盧德允是前國防部視察,長期關注國防科技與軍事戰略議題。他對中科院飛彈研發的批評主要基於技術趨勢比對——指出中共、伊朗等國已具備變軌能力,而中科院的彈道飛彈仍停留在固定軌跡設計,確實有數據和案例支撐其論點。

什麼是「錢學森彈道」?它跟一般飛彈有什麼不同?

錢學森彈道是一種大氣層內的滑翔飛行技術,飛彈在重返大氣層後不直接俯衝,而是利用空氣動力滑翔並機動變軌。

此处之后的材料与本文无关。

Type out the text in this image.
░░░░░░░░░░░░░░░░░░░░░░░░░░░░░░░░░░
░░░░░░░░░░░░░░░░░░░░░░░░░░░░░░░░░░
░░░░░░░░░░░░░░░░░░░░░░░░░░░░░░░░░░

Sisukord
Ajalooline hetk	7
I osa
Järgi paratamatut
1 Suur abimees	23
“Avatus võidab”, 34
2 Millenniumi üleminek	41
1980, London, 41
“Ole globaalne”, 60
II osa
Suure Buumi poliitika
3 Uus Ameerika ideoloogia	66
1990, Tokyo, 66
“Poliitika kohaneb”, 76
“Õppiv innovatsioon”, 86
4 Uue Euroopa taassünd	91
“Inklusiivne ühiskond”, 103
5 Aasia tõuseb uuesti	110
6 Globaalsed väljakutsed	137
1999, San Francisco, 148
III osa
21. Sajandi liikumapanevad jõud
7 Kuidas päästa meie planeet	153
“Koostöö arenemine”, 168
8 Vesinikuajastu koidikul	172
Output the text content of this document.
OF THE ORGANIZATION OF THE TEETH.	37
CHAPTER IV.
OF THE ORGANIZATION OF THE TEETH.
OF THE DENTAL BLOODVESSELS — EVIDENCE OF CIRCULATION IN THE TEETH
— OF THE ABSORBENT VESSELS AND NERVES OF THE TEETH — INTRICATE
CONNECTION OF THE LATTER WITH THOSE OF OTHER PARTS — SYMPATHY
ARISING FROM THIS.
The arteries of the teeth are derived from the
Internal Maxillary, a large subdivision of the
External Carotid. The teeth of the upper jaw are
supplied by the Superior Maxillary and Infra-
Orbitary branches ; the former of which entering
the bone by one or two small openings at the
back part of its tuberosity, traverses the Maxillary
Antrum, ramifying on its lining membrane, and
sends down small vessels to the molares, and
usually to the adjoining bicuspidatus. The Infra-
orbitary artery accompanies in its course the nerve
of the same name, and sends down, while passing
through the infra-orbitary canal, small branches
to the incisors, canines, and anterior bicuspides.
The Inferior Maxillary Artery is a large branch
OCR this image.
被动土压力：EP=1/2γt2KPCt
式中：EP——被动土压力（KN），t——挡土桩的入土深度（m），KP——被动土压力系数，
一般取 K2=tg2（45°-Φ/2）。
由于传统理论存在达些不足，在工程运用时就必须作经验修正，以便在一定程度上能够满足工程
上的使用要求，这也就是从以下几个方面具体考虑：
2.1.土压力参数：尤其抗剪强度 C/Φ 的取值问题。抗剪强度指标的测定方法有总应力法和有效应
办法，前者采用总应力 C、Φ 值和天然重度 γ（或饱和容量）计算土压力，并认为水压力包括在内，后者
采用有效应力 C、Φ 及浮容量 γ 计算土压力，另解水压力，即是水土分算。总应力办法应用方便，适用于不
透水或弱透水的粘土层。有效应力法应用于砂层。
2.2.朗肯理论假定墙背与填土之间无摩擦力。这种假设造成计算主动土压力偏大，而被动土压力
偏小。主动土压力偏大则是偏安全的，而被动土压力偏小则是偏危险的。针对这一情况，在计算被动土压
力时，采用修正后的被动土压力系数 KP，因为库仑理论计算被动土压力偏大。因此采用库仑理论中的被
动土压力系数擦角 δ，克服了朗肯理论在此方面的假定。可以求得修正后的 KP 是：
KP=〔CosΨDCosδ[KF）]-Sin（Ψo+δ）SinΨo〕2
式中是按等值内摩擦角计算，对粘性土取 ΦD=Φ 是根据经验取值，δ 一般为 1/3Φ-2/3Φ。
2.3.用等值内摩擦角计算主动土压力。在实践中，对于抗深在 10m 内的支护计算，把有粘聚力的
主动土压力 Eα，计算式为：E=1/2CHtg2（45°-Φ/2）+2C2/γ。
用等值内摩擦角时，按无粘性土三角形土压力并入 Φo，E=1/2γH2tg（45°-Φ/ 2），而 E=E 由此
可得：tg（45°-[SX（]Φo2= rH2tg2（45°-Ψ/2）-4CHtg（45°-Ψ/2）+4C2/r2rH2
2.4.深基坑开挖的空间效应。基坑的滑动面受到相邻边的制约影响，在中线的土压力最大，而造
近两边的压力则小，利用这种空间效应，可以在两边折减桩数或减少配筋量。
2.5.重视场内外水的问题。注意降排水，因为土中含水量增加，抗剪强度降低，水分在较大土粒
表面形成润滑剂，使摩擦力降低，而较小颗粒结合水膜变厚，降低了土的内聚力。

跟傳統彈道飛彈的固定拋物線軌跡相比,它飛行高度更低、路徑更難預測,敵方雷達預警時間大幅縮短。

台灣有可能研發高超音速變軌飛彈嗎?

技術上並非不可能,但門檻極高。需要突破氣動外型設計、耐熱材料、導航控制系統等多項關鍵技術,且國際輸出管制嚴格。建議國防決策者應明確將「變軌能力」納入下一代飛彈研發的必備規格,而非只是選配項目。

中科院回應過盧德允的批評嗎?

截至報導發布前,中科院尚未針對盧德允的「彈道飛彈落伍說」提出正式回應。官方對19日測試的說法仍維持「衛星運載火箭測試」,未證實是否為地對地飛彈試射。

※ 此篇文章由 AI 改寫或生成,內容僅供參考,可能存在錯誤或不準確之處。